Rob Nixon has described radiation poisoning as a form of ‘slow violence’, a ‘delayed destruction that is dispersed across time and space’. In discussing the ‘long dyings’ that result ‘from war’s toxic aftermaths or climate change’, he notes that ‘the staggered and staggeringly discounted casualties, both human and ecological … are underrepresented in strategic planning as well as in human memory’ (1-2). Such dynamics are evident in the publicity surrounding the BRAVO bomb, the slow violence of which has been consistently downplayed by a US government anxious to project a narrative in which the Bikini Islanders willingly left their island ‘for the good of mankind’, with the health of those exposed to radiation putatively restored within months of the blast. In reality, Marshallese are still dying as a result of corporeal and environmental irradiation; many suffer additional health problems (such as diabetes) as a result of dependence on imported Western foods, and face the threat of further displacement due to rising sea levels (due to global warming). Further, it is estimated that radiation damage has rendered Bikini uninhabitable for at least 30,000 years, necessitating a potentially permanent severance of Indigenous connections to ancestral lands first settled in the Second Millennium BC. The magnitude of this geotemporal rupture is arguably best measured with reference to deep time rather than human generational frameworks.

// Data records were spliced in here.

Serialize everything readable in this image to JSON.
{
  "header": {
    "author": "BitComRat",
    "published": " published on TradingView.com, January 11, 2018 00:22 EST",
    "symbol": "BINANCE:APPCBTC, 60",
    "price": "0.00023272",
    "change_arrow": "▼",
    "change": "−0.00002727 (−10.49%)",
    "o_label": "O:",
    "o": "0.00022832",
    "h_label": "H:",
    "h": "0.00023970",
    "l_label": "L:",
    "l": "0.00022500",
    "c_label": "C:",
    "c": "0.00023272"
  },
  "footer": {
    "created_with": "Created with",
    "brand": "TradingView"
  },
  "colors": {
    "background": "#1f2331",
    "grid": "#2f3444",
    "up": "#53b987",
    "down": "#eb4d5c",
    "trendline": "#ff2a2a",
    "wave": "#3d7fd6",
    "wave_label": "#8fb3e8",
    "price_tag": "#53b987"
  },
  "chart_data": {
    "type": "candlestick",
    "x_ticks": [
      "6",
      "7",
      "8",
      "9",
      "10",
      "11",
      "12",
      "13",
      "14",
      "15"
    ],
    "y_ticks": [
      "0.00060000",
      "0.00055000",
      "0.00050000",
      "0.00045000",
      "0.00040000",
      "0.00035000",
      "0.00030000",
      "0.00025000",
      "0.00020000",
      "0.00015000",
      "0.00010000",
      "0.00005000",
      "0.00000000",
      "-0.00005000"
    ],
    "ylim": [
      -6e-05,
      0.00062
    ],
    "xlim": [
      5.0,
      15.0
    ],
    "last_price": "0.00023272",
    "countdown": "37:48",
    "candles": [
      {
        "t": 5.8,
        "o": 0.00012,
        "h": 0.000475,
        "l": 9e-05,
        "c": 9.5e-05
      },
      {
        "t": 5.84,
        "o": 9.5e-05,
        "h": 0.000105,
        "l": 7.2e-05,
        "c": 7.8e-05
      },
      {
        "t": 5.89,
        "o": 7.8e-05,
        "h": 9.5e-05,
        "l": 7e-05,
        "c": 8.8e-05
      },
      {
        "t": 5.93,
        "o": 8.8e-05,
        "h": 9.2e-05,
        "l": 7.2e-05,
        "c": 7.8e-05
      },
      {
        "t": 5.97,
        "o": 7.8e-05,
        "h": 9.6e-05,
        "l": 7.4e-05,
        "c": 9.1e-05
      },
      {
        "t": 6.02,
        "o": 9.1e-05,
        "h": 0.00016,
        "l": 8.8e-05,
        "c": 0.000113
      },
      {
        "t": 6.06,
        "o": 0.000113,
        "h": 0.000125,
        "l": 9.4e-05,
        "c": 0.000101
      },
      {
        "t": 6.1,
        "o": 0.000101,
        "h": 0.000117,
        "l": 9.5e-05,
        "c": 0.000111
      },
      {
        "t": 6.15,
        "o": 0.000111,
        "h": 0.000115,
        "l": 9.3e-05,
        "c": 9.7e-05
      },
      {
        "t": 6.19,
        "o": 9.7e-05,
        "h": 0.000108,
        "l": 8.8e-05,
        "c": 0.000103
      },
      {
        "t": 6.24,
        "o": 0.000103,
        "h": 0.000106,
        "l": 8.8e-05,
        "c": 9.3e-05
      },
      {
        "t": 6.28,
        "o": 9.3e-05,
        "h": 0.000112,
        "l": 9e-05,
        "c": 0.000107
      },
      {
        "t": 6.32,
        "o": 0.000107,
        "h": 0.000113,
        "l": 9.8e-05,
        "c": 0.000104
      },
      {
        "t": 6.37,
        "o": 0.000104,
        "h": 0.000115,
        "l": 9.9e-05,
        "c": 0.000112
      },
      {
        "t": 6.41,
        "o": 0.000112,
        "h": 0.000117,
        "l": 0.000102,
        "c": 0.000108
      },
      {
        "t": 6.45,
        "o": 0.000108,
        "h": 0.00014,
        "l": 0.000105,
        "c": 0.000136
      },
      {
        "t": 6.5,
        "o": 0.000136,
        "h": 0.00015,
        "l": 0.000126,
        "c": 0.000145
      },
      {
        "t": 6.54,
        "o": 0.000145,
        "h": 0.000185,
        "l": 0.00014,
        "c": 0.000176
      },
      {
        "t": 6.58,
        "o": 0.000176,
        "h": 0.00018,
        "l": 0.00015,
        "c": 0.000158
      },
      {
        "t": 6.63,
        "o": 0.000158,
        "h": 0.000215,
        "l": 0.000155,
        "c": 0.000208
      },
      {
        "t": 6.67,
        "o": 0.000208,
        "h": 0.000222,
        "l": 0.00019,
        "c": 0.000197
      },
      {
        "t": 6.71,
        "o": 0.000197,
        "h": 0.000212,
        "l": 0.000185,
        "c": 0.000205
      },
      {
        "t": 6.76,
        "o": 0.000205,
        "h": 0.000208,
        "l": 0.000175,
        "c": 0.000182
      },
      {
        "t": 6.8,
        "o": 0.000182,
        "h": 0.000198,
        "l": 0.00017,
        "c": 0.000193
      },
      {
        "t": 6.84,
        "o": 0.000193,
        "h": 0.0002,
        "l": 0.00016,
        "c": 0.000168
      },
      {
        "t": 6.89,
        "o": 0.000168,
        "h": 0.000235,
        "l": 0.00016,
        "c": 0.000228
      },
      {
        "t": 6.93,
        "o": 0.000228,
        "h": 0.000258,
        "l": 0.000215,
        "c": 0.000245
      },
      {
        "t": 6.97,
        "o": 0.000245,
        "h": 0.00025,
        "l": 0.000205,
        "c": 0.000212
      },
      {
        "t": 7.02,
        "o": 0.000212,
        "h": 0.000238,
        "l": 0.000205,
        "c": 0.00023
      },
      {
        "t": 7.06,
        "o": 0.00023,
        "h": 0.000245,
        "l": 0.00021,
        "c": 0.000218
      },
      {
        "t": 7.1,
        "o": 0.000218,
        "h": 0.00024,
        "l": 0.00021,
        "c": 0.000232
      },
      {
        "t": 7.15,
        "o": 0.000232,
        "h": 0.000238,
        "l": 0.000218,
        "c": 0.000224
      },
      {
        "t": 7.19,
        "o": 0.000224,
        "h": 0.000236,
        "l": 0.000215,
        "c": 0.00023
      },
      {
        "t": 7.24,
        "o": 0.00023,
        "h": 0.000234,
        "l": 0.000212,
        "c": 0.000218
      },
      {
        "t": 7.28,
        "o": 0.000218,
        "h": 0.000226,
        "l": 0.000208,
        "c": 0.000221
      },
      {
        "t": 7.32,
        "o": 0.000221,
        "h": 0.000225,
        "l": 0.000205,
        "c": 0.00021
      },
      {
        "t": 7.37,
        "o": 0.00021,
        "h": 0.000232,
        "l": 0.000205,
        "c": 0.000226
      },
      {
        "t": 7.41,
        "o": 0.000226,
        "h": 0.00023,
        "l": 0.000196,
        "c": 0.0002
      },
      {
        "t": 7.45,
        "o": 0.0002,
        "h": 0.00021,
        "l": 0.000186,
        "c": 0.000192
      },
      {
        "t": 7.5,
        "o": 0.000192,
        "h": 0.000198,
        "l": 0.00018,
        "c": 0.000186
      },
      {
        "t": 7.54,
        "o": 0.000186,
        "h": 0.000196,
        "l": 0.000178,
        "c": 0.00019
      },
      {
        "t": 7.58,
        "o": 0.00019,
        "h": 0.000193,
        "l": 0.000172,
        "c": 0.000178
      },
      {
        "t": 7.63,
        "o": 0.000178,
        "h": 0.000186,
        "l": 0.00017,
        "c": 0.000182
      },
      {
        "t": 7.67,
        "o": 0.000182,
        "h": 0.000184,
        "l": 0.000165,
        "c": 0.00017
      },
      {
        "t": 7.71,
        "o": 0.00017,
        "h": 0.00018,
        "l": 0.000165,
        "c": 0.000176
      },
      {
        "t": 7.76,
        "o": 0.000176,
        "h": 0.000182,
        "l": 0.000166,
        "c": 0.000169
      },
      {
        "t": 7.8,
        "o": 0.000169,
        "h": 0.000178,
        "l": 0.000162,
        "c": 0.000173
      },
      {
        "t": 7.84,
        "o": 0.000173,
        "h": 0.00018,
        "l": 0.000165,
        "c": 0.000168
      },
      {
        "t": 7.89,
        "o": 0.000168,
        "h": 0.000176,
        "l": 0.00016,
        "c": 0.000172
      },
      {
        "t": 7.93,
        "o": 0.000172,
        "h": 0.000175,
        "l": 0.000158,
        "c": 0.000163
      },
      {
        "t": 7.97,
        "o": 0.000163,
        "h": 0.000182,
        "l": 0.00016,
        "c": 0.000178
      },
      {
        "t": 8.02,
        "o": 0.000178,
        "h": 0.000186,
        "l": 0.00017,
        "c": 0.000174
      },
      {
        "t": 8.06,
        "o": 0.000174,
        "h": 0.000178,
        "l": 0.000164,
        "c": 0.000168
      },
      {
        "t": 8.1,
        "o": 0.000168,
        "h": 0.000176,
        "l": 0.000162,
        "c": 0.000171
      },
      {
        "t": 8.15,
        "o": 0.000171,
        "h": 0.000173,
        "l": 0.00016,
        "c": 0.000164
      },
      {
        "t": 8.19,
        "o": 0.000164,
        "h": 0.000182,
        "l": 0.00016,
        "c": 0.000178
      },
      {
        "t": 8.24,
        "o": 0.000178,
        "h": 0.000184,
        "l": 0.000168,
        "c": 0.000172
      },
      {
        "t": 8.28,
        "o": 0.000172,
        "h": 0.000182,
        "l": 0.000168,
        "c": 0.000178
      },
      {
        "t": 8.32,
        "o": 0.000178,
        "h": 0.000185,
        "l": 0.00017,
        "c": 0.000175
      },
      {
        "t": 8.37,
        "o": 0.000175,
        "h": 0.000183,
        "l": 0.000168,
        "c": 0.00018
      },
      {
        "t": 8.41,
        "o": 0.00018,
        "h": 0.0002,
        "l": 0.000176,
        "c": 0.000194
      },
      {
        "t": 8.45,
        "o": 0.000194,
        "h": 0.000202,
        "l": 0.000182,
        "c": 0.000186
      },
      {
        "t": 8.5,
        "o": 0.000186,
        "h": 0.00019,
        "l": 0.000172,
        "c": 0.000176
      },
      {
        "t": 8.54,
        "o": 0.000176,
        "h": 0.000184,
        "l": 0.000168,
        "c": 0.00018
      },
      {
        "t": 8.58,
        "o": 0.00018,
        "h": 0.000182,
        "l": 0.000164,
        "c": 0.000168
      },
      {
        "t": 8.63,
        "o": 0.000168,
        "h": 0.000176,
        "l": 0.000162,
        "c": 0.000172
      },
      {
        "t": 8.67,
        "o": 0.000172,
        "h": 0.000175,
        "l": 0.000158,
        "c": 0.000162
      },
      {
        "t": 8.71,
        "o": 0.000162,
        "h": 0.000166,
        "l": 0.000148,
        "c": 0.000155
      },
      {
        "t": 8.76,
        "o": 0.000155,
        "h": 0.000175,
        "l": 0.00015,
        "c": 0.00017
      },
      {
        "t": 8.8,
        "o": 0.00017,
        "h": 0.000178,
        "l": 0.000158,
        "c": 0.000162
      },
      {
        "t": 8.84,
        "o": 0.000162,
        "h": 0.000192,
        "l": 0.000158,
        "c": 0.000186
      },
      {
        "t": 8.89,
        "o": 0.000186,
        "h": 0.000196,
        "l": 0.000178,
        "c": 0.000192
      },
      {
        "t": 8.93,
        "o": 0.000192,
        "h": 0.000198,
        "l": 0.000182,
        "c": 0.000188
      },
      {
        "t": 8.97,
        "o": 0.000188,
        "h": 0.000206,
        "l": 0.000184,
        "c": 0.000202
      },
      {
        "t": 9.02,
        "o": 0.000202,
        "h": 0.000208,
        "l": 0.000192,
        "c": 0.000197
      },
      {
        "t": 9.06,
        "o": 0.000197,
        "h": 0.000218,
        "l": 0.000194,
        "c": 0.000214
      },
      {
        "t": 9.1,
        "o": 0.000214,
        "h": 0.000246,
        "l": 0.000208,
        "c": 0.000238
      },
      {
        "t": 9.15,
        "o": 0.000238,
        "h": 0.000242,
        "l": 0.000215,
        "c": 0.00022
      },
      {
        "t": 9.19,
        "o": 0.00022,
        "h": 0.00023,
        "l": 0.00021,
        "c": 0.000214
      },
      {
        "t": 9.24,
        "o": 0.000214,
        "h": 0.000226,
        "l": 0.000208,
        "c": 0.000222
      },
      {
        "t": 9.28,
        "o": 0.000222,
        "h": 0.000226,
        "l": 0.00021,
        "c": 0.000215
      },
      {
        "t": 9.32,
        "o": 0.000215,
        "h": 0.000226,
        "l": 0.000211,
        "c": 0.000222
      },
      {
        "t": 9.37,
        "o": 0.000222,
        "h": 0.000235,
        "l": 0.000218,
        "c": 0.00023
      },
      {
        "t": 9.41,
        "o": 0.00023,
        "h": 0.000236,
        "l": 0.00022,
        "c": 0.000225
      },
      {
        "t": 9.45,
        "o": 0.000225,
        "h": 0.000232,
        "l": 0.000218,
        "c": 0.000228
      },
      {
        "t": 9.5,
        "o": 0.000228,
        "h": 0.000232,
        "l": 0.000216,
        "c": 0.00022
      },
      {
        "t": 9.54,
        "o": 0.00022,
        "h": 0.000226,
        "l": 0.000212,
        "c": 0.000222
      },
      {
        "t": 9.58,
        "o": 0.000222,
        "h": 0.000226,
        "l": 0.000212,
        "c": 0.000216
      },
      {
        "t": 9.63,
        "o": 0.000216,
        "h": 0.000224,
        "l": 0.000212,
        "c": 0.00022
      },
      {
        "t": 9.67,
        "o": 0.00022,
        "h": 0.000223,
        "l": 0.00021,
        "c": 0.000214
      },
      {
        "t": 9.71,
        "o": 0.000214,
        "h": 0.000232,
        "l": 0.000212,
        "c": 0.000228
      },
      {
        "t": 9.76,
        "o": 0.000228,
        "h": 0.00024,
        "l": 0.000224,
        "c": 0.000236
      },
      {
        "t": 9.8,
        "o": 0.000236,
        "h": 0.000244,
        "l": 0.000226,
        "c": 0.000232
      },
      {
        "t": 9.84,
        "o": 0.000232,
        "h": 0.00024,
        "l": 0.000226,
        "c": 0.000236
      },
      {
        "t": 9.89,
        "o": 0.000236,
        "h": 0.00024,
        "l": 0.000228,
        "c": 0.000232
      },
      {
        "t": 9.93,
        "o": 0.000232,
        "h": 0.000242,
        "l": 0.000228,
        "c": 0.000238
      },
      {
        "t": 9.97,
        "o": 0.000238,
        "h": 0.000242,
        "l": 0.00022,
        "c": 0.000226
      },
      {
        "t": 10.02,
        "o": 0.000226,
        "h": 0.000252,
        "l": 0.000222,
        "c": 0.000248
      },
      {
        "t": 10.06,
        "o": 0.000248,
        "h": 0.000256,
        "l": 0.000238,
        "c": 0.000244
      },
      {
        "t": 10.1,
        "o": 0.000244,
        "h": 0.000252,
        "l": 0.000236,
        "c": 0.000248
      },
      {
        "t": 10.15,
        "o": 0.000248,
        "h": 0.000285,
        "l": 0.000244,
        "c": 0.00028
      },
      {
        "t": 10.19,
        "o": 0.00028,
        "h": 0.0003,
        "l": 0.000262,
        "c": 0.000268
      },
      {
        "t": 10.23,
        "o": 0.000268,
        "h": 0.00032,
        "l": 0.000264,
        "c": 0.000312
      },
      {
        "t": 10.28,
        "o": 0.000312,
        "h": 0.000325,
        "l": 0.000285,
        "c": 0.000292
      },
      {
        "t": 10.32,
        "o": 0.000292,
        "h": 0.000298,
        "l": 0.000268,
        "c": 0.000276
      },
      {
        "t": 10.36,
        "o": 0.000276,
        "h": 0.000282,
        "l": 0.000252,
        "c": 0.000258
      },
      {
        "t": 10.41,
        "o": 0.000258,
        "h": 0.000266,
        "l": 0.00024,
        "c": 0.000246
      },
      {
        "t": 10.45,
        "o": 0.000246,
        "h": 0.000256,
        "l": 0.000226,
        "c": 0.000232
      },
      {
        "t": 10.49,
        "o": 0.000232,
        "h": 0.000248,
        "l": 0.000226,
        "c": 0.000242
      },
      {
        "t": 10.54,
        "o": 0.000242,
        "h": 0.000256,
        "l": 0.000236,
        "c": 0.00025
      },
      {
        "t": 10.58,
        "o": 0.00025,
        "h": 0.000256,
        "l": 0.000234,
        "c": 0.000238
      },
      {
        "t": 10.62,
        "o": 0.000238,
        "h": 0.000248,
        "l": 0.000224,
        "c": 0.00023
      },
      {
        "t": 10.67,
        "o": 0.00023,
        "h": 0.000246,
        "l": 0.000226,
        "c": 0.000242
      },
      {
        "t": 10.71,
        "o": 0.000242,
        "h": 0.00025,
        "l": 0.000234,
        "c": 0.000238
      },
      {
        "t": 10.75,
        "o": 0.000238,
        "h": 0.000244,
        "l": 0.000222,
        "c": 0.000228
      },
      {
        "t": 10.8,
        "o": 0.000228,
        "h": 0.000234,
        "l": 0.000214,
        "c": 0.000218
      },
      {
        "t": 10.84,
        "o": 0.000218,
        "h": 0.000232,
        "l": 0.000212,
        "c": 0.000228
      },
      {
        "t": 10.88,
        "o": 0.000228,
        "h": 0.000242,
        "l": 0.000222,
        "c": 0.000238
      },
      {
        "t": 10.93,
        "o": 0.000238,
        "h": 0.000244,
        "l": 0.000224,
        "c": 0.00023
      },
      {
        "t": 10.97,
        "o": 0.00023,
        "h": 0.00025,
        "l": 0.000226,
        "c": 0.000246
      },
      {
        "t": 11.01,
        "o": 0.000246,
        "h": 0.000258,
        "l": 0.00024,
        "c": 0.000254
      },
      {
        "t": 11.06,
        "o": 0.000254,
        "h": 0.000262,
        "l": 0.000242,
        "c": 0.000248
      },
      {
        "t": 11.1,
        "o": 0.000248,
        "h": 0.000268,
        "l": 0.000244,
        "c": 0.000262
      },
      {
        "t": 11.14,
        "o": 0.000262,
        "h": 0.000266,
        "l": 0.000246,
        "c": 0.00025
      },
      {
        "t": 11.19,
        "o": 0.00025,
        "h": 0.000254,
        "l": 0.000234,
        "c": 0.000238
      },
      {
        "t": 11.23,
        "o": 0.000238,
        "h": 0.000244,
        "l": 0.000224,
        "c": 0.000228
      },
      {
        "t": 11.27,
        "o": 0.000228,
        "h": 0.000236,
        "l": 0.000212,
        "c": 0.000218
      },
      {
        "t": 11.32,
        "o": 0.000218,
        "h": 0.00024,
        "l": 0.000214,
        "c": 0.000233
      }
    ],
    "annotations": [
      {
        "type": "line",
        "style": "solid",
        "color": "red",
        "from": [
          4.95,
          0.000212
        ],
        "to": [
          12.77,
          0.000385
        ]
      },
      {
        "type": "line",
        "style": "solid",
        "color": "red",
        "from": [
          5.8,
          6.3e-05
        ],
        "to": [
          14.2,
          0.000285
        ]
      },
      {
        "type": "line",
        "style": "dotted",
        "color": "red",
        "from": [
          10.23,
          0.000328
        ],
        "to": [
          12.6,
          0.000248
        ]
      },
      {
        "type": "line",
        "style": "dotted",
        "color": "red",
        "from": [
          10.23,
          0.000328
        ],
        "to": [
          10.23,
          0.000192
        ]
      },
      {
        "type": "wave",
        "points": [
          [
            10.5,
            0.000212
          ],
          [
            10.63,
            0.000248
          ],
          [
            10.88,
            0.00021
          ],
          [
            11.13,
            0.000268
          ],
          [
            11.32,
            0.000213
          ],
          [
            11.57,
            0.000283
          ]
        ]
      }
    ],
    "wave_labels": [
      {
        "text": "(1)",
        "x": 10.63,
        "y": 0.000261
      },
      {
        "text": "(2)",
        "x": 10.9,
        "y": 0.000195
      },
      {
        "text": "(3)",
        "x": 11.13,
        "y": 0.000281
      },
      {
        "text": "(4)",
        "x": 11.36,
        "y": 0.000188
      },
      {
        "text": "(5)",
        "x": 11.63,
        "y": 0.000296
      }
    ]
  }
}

Elizabeth DeLoughrey argues the ‘radiation we carry in our bodies’ is ‘invisible to narrative and to history’, partly due to ‘the naturalisation of nuclear radiation as solar energy by Atomic Energy Commission propaganda’ (it is notable in this context that Marshallese termed the day of the Bravo bomb ‘the day of two suns’, mistaking the blast for a sunrise), but also as a result of ‘the process of transference, diversion, and/or substitution made possible by metaphor’. This paper tests DeLoughrey’s hypothesis with reference to ‘History Project’, a performance poem (by Marshallese author Kathy Jetnil-Kijiner) focused on the slow violence attendant upon the BRAVO shot, and a project I have been running with Edinburgh College of Art students in which they have produced artworks inspired by the poem. Questions we have considered include: what might a graphic exploration of the ‘slow violence’ of nuclearisation in the Marshall Islands look like? How might dominant images of the Pacific as an environmental paradise be reconciled with the often unseen devastations of irradiation?